I then exported a 16 bit TIFF file of what I had so far. The reason I use ViewNX 2 is because it’s Nikon’s own software and therefore works the best with their RAW files. Editing the RAW file in anyone else’s software always removes the sharpness and definition.

3. Processing

I don’t use Nikon software after the RAW adjustments have been done which I why I export a file which I can then open in Affinity Photo. This is where I get creative.

The first thing I do is put a black and white layer over the top. You can then make adjustments based on the colours underneath which affects the look of the monochrome image. I preferred this one in colour, however, so I deleted the layer.

Next I adjust the levels (which is a bit like adjusting the contrast on your TV). I try to be as subtle as I can here. The tighter you bring in the levels the punchier an image becomes but go too far and you lose too much detail in the shadows and highlights. It’s a balancing act but I prefer to keep as much detail as I can.


Adjusting the levels to suit one part of the image is not going to suit another, however, so I split the image into different parts using masks. I do this with a selection brush (I use a pen tablet, rather than a mouse, which makes it easier). In this case I split the image into four parts (the ground, the sky, the mountain in the middle and the mountains to the side).

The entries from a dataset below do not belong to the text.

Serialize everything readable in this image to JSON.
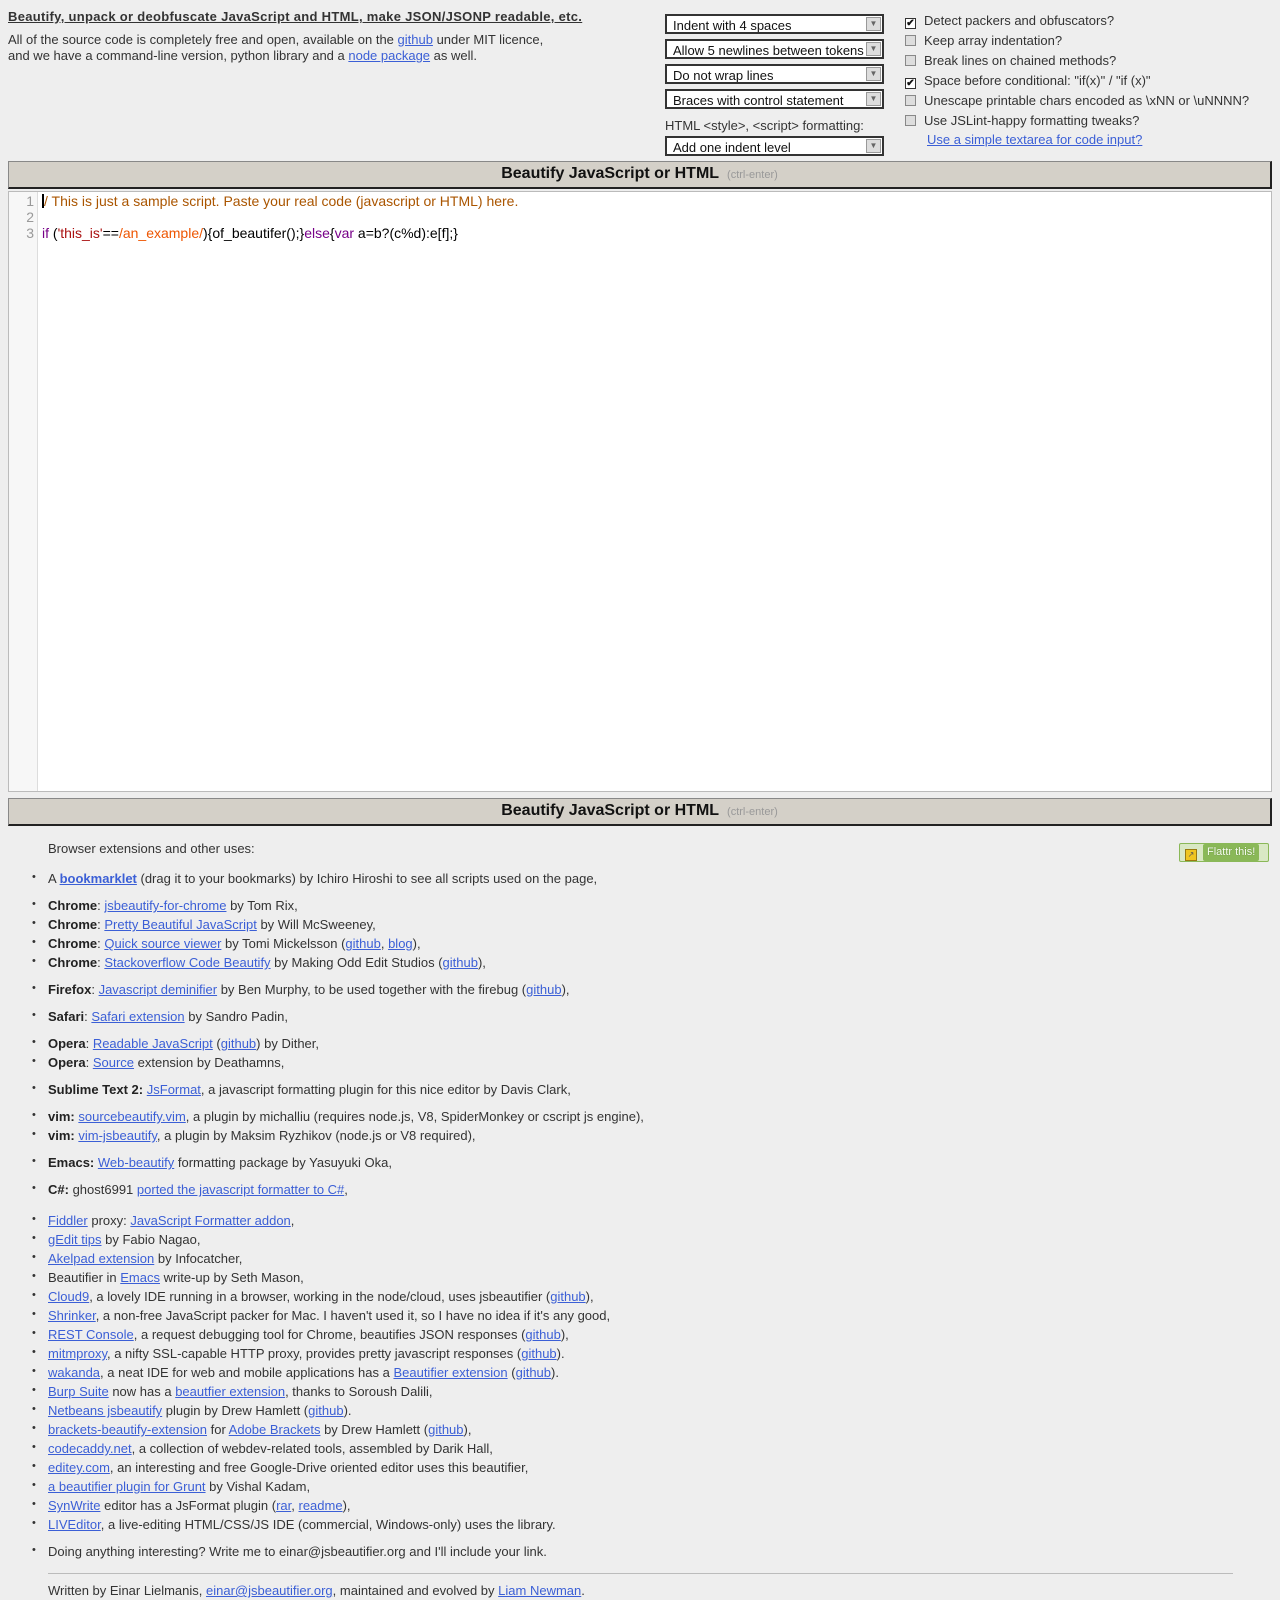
{
  "header": {
    "title": "Beautify, unpack or deobfuscate JavaScript and HTML, make JSON/JSONP readable, etc.",
    "intro": {
      "t1": "All of the source code is completely free and open, available on the ",
      "github": "github",
      "t2": " under MIT licence,",
      "t3": "and we have a command-line version, python library and a ",
      "node": "node package",
      "t4": " as well."
    }
  },
  "options": {
    "indent": "Indent with 4 spaces",
    "newlines": "Allow 5 newlines between tokens",
    "wrap": "Do not wrap lines",
    "braces": "Braces with control statement",
    "html_label": "HTML <style>, <script> formatting:",
    "html_indent": "Add one indent level"
  },
  "checkboxes": [
    {
      "label": "Detect packers and obfuscators?",
      "checked": true
    },
    {
      "label": "Keep array indentation?",
      "checked": false
    },
    {
      "label": "Break lines on chained methods?",
      "checked": false
    },
    {
      "label": "Space before conditional: \"if(x)\" / \"if (x)\"",
      "checked": true
    },
    {
      "label": "Unescape printable chars encoded as \\xNN or \\uNNNN?",
      "checked": false
    },
    {
      "label": "Use JSLint-happy formatting tweaks?",
      "checked": false
    }
  ],
  "textarea_link": "Use a simple textarea for code input?",
  "beautify_button": {
    "label": "Beautify JavaScript or HTML",
    "hint": "(ctrl-enter)"
  },
  "editor": {
    "line_numbers": [
      "1",
      "2",
      "3"
    ],
    "line1": "/ This is just a sample script. Paste your real code (javascript or HTML) here.",
    "line3": {
      "kw_if": "if",
      "p1": " (",
      "str": "'this_is'",
      "p2": "==",
      "re": "/an_example/",
      "p3": "){of_beautifer();}",
      "kw_else": "else",
      "p4": "{",
      "kw_var": "var",
      "p5": " a=b?(c%d):e[f];}"
    }
  },
  "flattr": "Flattr this!",
  "uses_heading": "Browser extensions and other uses:",
  "uses": {
    "bookmarklet": {
      "a": "A ",
      "link": "bookmarklet",
      "b": " (drag it to your bookmarks) by Ichiro Hiroshi to see all scripts used on the page,"
    },
    "chrome1": {
      "k": "Chrome",
      "sep": ": ",
      "link": "jsbeautify-for-chrome",
      "b": " by Tom Rix,"
    },
    "chrome2": {
      "k": "Chrome",
      "sep": ": ",
      "link": "Pretty Beautiful JavaScript",
      "b": " by Will McSweeney,"
    },
    "chrome3": {
      "k": "Chrome",
      "sep": ": ",
      "link": "Quick source viewer",
      "b": " by Tomi Mickelsson (",
      "l2": "github",
      "c": ", ",
      "l3": "blog",
      "d": "),"
    },
    "chrome4": {
      "k": "Chrome",
      "sep": ": ",
      "link": "Stackoverflow Code Beautify",
      "b": " by Making Odd Edit Studios (",
      "l2": "github",
      "d": "),"
    },
    "firefox": {
      "k": "Firefox",
      "sep": ": ",
      "link": "Javascript deminifier",
      "b": " by Ben Murphy, to be used together with the firebug (",
      "l2": "github",
      "d": "),"
    },
    "safari": {
      "k": "Safari",
      "sep": ": ",
      "link": "Safari extension",
      "b": " by Sandro Padin,"
    },
    "opera1": {
      "k": "Opera",
      "sep": ": ",
      "link": "Readable JavaScript",
      "b": " (",
      "l2": "github",
      "d": ") by Dither,"
    },
    "opera2": {
      "k": "Opera",
      "sep": ": ",
      "link": "Source",
      "b": " extension by Deathamns,"
    },
    "sublime": {
      "k": "Sublime Text 2:",
      "sep": " ",
      "link": "JsFormat",
      "b": ", a javascript formatting plugin for this nice editor by Davis Clark,"
    },
    "vim1": {
      "k": "vim:",
      "sep": " ",
      "link": "sourcebeautify.vim",
      "b": ", a plugin by michalliu (requires node.js, V8, SpiderMonkey or cscript js engine),"
    },
    "vim2": {
      "k": "vim:",
      "sep": " ",
      "link": "vim-jsbeautify",
      "b": ", a plugin by Maksim Ryzhikov (node.js or V8 required),"
    },
    "emacs": {
      "k": "Emacs:",
      "sep": " ",
      "link": "Web-beautify",
      "b": " formatting package by Yasuyuki Oka,"
    },
    "csharp": {
      "k": "C#:",
      "sep": " ghost6991 ",
      "link": "ported the javascript formatter to C#",
      "b": ","
    },
    "fiddler": {
      "link": "Fiddler",
      "b": " proxy: ",
      "l2": "JavaScript Formatter addon",
      "d": ","
    },
    "gedit": {
      "link": "gEdit tips",
      "b": " by Fabio Nagao,"
    },
    "akelpad": {
      "link": "Akelpad extension",
      "b": " by Infocatcher,"
    },
    "emacs2": {
      "a": "Beautifier in ",
      "link": "Emacs",
      "b": " write-up by Seth Mason,"
    },
    "cloud9": {
      "link": "Cloud9",
      "b": ", a lovely IDE running in a browser, working in the node/cloud, uses jsbeautifier (",
      "l2": "github",
      "d": "),"
    },
    "shrinker": {
      "link": "Shrinker",
      "b": ", a non-free JavaScript packer for Mac. I haven't used it, so I have no idea if it's any good,"
    },
    "rest": {
      "link": "REST Console",
      "b": ", a request debugging tool for Chrome, beautifies JSON responses (",
      "l2": "github",
      "d": "),"
    },
    "mitmproxy": {
      "link": "mitmproxy",
      "b": ", a nifty SSL-capable HTTP proxy, provides pretty javascript responses (",
      "l2": "github",
      "d": ")."
    },
    "wakanda": {
      "link": "wakanda",
      "b": ", a neat IDE for web and mobile applications has a ",
      "l2": "Beautifier extension",
      "c": " (",
      "l3": "github",
      "d": ")."
    },
    "burp": {
      "link": "Burp Suite",
      "b": " now has a ",
      "l2": "beautfier extension",
      "d": ", thanks to Soroush Dalili,"
    },
    "netbeans": {
      "link": "Netbeans jsbeautify",
      "b": " plugin by Drew Hamlett (",
      "l2": "github",
      "d": ")."
    },
    "brackets": {
      "link": "brackets-beautify-extension",
      "b": " for ",
      "l2": "Adobe Brackets",
      "c": " by Drew Hamlett (",
      "l3": "github",
      "d": "),"
    },
    "codecaddy": {
      "link": "codecaddy.net",
      "b": ", a collection of webdev-related tools, assembled by Darik Hall,"
    },
    "editey": {
      "link": "editey.com",
      "b": ", an interesting and free Google-Drive oriented editor uses this beautifier,"
    },
    "grunt": {
      "link": "a beautifier plugin for Grunt",
      "b": " by Vishal Kadam,"
    },
    "synwrite": {
      "link": "SynWrite",
      "b": " editor has a JsFormat plugin (",
      "l2": "rar",
      "c": ", ",
      "l3": "readme",
      "d": "),"
    },
    "liveditor": {
      "link": "LIVEditor",
      "b": ", a live-editing HTML/CSS/JS IDE (commercial, Windows-only) uses the library."
    },
    "anything": "Doing anything interesting? Write me to einar@jsbeautifier.org and I'll include your link."
  },
  "footer": {
    "a": "Written by Einar Lielmanis, ",
    "email": "einar@jsbeautifier.org",
    "b": ", maintained and evolved by ",
    "name": "Liam Newman",
    "c": "."
  }
}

Originally I had the cloud above the mountain as a separate part (because I wanted to make it stand out) but the result was too obvious.

I then adjust the levels on each individual part to what I think looks good. Once I’ve done all the parts I may need to tweak them slightly so that they compliment each other and also check the edges where the masks meet and tidy up if needs be.

Because I was working in colour rather than black and white, I went about adjusting colours where I thought it was needed. Again you have to be very subtle here. The snow peak of the central mountain had a slight yellow cast which I removed. And because I wanted to draw attention to the cloud above, I created a copy of the background layer and used the dodge tool to lighten the cloud and the burn tool to darken its edges.

The before and after of both of these changes are below and in my experience you probably can’t see any difference, although to me there’s a huge difference.



At this point I wondered what the cloud would look like if it was alone in the sky. Beyond dust spots most of my images haven’t been airbrushed (or Photoshopped as people describe it now) but that doesn’t mean that I’m adverse to it, so I gave it a go. In the end it looked a bit weird so I deleted the changes.

So I’ve now got all the bits looking right but the adjustments have removed the drama that drew me to the shot in the first place, so I work on the lower half of the image with the dodge and burn tools to accentuate the spotlight that nature had thoughtfully provided for me.



4. Review

At this point I feel that it’s important to walk away as too much fiddling will ruin what you’ve achieved (besides which I’ll have been sat for a long time). I like to come back the next day, export the final file and review it at full screen while stood back from the computer. I also ask my wife what she thinks.